Karin Dreijer Andersson is crucial to Sweden's new scene. In her Fever Ray guise, her voice is emotionally distorted and sexually ambivalent, draped over Moroderesque electronics. As half of The Knife, meanwhile, she not only provided Gonzalez's breakthrough song, but inspired Robyn to buy herself out of her US major label's attempts to make her another Christina Aguilera, and self-release more personal pop, including her 2007 UK No1 "With Every Heartbeat". But Andersson is deliberately anonymous. Interviews have been conducted in masks, sleeve photos shunned. At UK shows, darkness disguised her. Having had time to learn in local 1990s band Honey is Cool, she deflects the attention UK starlets crave. Even Lykke Li, who arrived here last year wanting to be the new Madonna, has a shrieking, unhinged aura.
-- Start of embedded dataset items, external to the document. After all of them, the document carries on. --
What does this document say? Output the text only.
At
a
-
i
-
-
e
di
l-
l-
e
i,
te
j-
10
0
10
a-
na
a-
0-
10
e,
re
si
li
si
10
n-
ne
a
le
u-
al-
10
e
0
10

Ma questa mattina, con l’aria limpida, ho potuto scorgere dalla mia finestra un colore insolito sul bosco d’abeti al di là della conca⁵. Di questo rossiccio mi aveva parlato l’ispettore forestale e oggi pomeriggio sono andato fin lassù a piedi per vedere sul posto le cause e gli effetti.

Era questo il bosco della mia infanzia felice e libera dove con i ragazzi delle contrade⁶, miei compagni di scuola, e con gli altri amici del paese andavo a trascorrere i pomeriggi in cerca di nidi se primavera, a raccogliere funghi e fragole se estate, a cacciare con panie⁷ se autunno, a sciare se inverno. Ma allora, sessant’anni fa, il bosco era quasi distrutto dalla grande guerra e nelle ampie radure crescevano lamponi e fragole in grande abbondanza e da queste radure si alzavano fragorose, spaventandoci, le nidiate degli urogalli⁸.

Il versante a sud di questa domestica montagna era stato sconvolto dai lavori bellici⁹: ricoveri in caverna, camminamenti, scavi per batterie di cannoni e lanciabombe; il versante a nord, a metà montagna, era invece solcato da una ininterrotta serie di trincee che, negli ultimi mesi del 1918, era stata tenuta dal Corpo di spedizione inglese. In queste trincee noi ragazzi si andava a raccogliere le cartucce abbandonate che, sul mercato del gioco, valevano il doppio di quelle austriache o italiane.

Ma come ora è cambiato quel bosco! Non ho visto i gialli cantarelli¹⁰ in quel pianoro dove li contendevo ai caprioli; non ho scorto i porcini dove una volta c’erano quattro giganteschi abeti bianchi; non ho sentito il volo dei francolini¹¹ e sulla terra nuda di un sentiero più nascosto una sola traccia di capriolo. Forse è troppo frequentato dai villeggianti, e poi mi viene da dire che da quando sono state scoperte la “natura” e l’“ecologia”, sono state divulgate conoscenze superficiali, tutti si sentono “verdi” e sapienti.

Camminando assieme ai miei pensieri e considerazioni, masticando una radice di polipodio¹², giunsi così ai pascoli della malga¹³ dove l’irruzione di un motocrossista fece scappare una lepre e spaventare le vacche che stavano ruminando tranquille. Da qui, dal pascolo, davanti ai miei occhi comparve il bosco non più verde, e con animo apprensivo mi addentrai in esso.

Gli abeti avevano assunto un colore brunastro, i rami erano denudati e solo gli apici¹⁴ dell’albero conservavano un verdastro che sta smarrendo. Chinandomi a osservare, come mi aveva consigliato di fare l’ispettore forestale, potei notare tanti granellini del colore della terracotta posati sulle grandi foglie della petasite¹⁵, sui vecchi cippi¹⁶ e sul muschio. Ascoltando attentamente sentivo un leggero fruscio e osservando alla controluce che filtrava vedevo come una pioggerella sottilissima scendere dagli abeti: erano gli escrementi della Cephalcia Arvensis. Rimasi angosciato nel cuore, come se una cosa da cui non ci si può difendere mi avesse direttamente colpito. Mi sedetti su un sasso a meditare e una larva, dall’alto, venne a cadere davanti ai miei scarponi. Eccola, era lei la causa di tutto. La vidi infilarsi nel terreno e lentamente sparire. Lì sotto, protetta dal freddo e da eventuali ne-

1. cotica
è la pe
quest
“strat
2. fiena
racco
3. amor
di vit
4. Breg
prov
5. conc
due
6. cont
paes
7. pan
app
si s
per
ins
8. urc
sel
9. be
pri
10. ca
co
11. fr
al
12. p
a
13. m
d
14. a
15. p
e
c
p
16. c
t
Another strand is far removed from fey indie or female-fronted electronic shock. While Finland and Norway revel in extreme metal that parodies Viking pasts, Swedes rock with The Hives' Stooges' strut and Oasis and Robert Plant favourite The Soundtrack Of Our Lives. The latter's September double album Communion is steeped in not only 1970s rock's swinging drive but its anti-establishment spirit.
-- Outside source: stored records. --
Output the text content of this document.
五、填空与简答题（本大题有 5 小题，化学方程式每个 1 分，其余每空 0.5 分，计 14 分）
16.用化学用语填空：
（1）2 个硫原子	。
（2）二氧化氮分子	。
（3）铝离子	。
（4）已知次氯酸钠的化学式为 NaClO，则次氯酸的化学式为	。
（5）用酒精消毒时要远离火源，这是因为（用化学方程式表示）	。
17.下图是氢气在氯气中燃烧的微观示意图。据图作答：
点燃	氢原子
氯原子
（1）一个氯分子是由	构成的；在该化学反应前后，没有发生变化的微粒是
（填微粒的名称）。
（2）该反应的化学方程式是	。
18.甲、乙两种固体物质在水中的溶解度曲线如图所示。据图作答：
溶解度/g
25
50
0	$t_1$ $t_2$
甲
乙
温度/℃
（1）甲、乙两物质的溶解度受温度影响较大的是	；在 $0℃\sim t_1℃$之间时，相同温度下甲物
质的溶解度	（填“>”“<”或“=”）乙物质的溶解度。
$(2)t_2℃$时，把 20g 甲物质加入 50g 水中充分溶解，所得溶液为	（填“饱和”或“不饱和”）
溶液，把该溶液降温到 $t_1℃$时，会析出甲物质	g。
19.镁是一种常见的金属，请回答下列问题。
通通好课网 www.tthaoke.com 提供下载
Generalisations are starting to evaporate and even Sweden itself is being left behind. Nicolai Dunger has collaborated with Kentucky's alt.country creator Bonnie "Prince" Billy, a genre Loney Dear also visit. Nina Persson's Cardigans side-project A Camp made the baroque New York alt.rock experiments of this year's Colonia, inspired by a South African safari. The Knife's male half, Olof Dreijer, was last seen making field recordings in the Amazon for an opera about Charles Darwin. Lekman has moved to Melbourne. Most spectacularly, Bergsman, calling herself Taken By Trees, became the first Western woman to record in Pakistan for the upcoming East of Eden. An attempted kidnapping after her single status was discovered and the initial intransigence of great Sufi musicians at a woman leading recording sessions barely fazed her. As she says, Swedes are stubborn. "If you know what you want to create and are determined, you can do it wherever you are," she says. "I'd rather live in sunny California. But I had to come back to apply for more money ... "

"Waterloo" let Sweden into pop's pantheon, but such battles are long over. Its hit factories and underground experiments operate round the clock, with a government's help. Even the home of The Beatles should say thanks.
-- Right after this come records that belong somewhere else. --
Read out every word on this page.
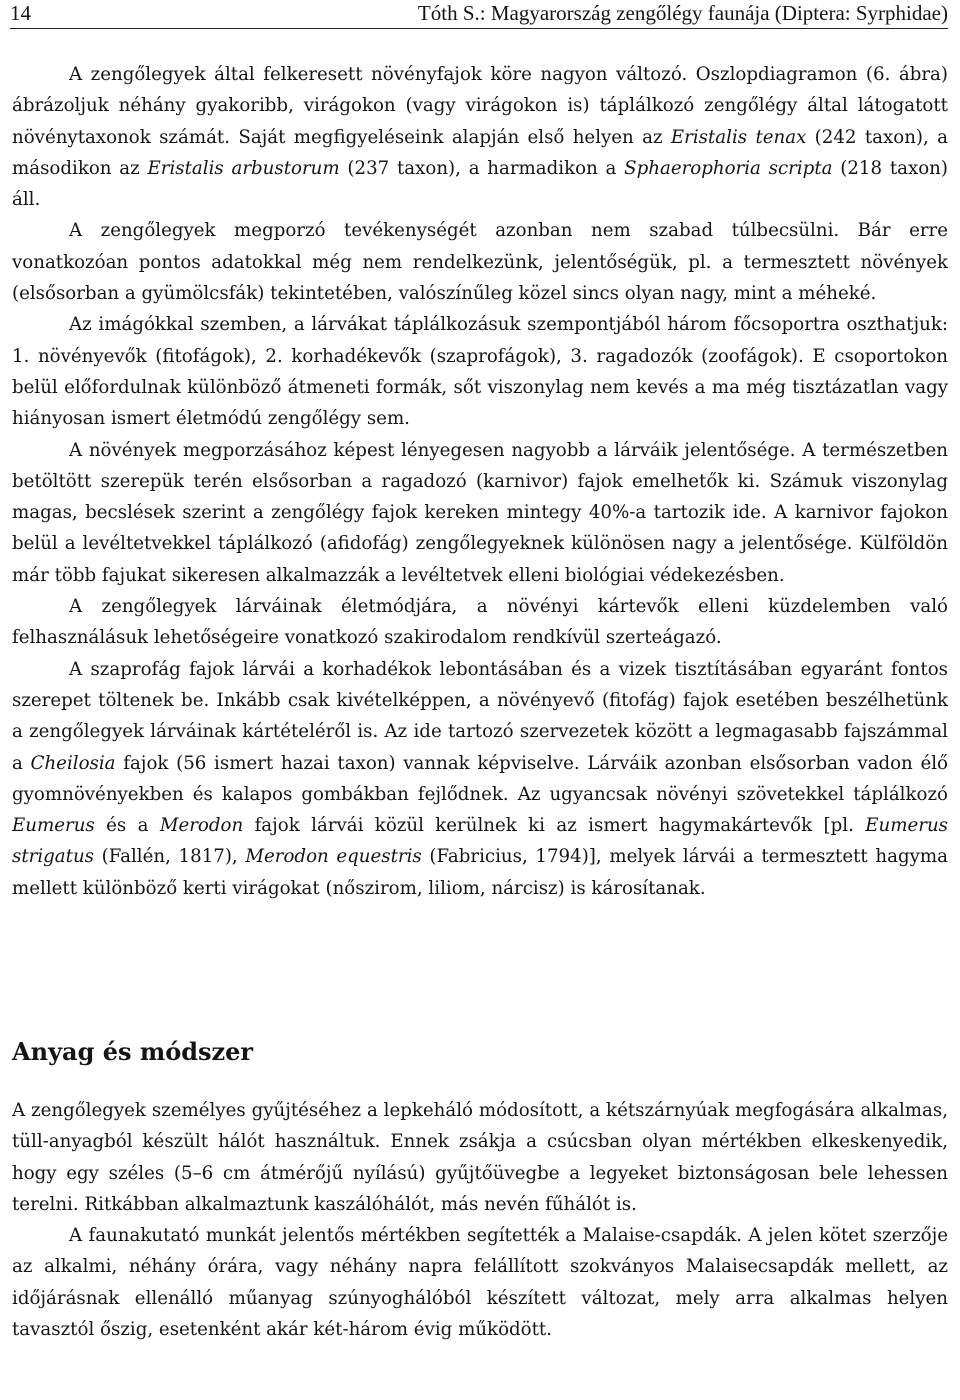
14	Tóth S.: Magyarország zengőlégy faunája (Diptera: Syrphidae)

A zengőlegyek által felkeresett növényfajok köre nagyon változó. Oszlopdiagramon (6. ábra) ábrázoljuk néhány gyakoribb, virágokon (vagy virágokon is) táplálkozó zengőlégy által látogatott növénytaxonok számát. Saját megfigyeléseink alapján első helyen az Eristalis tenax (242 taxon), a másodikon az Eristalis arbustorum (237 taxon), a harmadikon a Sphaerophoria scripta (218 taxon) áll.

A zengőlegyek megporzó tevékenységét azonban nem szabad túlbecsülni. Bár erre vonatkozóan pontos adatokkal még nem rendelkezünk, jelentőségük, pl. a termesztett növények (elsősorban a gyümölcsfák) tekintetében, valószínűleg közel sincs olyan nagy, mint a méheké.

Az imágókkal szemben, a lárvákat táplálkozásuk szempontjából három főcsoportra oszthatjuk: 1. növényevők (fitofágok), 2. korhadékevők (szaprofágok), 3. ragadozók (zoofágok). E csoportokon belül előfordulnak különböző átmeneti formák, sőt viszonylag nem kevés a ma még tisztázatlan vagy hiányosan ismert életmódú zengőlégy sem.

A növények megporzásához képest lényegesen nagyobb a lárváik jelentősége. A természetben betöltött szerepük terén elsősorban a ragadozó (karnivor) fajok emelhetők ki. Számuk viszonylag magas, becslések szerint a zengőlégy fajok kereken mintegy 40%-a tartozik ide. A karnivor fajokon belül a levéltetvekkel táplálkozó (afidofág) zengőlegyeknek különösen nagy a jelentősége. Külföldön már több fajukat sikeresen alkalmazzák a levéltetvek elleni biológiai védekezésben.

A zengőlegyek lárváinak életmódjára, a növényi kártevők elleni küzdelemben való felhasználásuk lehetőségeire vonatkozó szakirodalom rendkívül szerteágazó.

A szaprofág fajok lárvái a korhadékok lebontásában és a vizek tisztításában egyaránt fontos szerepet töltenek be. Inkább csak kivételképpen, a növényevő (fitofág) fajok esetében beszélhetünk a zengőlegyek lárváinak kártételéről is. Az ide tartozó szervezetek között a legmagasabb fajszámmal a Cheilosia fajok (56 ismert hazai taxon) vannak képviselve. Lárváik azonban elsősorban vadon élő gyomnövényekben és kalapos gombákban fejlődnek. Az ugyancsak növényi szövetekkel táplálkozó Eumerus és a Merodon fajok lárvái közül kerülnek ki az ismert hagymakártevők [pl. Eumerus strigatus (Fallén, 1817), Merodon equestris (Fabricius, 1794)], melyek lárvái a termesztett hagyma mellett különböző kerti virágokat (nőszirom, liliom, nárcisz) is károsítanak.

Anyag és módszer

A zengőlegyek személyes gyűjtéséhez a lepkeháló módosított, a kétszárnyúak megfogására alkalmas, tüll-anyagból készült hálót használtuk. Ennek zsákja a csúcsban olyan mértékben elkeskenyedik, hogy egy széles (5–6 cm átmérőjű nyílású) gyűjtőüvegbe a legyeket biztonságosan bele lehessen terelni. Ritkábban alkalmaztunk kaszálóhálót, más nevén fűhálót is.

A faunakutató munkát jelentős mértékben segítették a Malaise-csapdák. A jelen kötet szerzője az alkalmi, néhány órára, vagy néhány napra felállított szokványos Malaisecsapdák mellett, az időjárásnak ellenálló műanyag szúnyoghálóból készített változat, mely arra alkalmas helyen tavasztól őszig, esetenként akár két-három évig működött.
'Triangle Walks' by Fever Ray is out on Rabid Records. 'Communion' by The Soundtrack Of Our Lives is out on 24 August on Raw Power. 'East of Eden' by Taken By Trees is out on 7 September on Rough Trade

NORTHERN HIGHLIGHTS: NEW SWEDISH SENSATIONS

Wildbirds and Peacedrums
Singer Mariam Wallentin and husband-drummer Andreas Werliin play ritualistic blues straighter and stranger than obvious comparison The White Stripes, and unlike anything we've heard from Sweden.

Fever Ray
It was typically Swedish for The Knife to put themselves on hiatus the moment the influential Pitchfork website made "Silent Shout" their 2006 album of the year. Karin Dreijer Andersson keeps up the gender-morphing electronic weirdness here.

Taken by Trees
After suddenly quitting The Concretes, Victoria Bergsman guested on Peter, Bjorn & John's "Young Folks". But it's her second album under this solo guise, "East of Eden", made in Pakistan with Nusrat Fateh Ali Khan's old musicians, which will cause a stir.

Lykke Li
"Sweden is boring," this much-travelled, ambitious, Warner-signed 23-year-old (right) told The Independent last year. Constant festival appearances showcasing her child-like yet wild voice, more than her debut album "Youth Novels", made her UK reputation.

Frida Hyvonen
Last year's third album "Silence is Wild", Top 10 in Sweden, hasn't yet made the international splash it should for sexually funny and frank, musically lush small-town girl Hyvonen.